Сергеев любит своих героев – декабристов, и это вполне нормально. Но он их идеализирует, незаслуженно ставит на пьедестал, а это для историка не годится. Он считает, что, в отличие от прежних поколений, «служение Отечеству перестало быть для них синонимом служению монарху, их патриотизм – уже не династический, а националистический, патриотизм граждан, а не верноподданных» (316). Но разве не точно такими же были офицеры, прошедшие через Семилетнюю войну и стершие затем с лица земли полунемчика Петра Третьего, пустившего насмарку результаты их подвига?

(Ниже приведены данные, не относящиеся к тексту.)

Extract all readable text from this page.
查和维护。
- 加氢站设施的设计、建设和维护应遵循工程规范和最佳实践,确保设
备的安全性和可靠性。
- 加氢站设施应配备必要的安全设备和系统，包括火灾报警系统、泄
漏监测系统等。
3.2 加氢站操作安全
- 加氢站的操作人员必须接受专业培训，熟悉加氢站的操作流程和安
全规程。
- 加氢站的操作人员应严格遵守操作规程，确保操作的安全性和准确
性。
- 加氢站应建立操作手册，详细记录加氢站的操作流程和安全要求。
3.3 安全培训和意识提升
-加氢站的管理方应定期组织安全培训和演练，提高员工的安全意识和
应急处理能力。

Разве не двигало ими оскорбленное монархом чувство патриотизма истинного, а вовсе не «династического»? А разве не «доигрался» точно таким же манером Павел Первый, открыто оскорблявший национальные чувства русских дворян своей демонстративной германофилией, поклонением пруссачеству, приглашением на жительство в Россию папы римского, принятием на содержание Мальтийского ордена и т.д.?
Пренебрежение русской историей XVIII века постоянно приводит Сергеева не только к преувеличению, но и вообще к неверной трактовке роли декабристов в истории русского национализма. В частности, он пишет: «Декабризм – типичный представитель центрально- и восточноевропейского национализма, отличие его, пожалуй, только в том, что политика в данном случае шла не следующей стадией после “культурного возрождения”, а, наоборот, предшествовала ей, и культурный национализм “отставал” от политического, был недостаточно разработан. Так что в русском случае знаменитая схема развития национального движения Мирослава Хроха явно не работает» (331).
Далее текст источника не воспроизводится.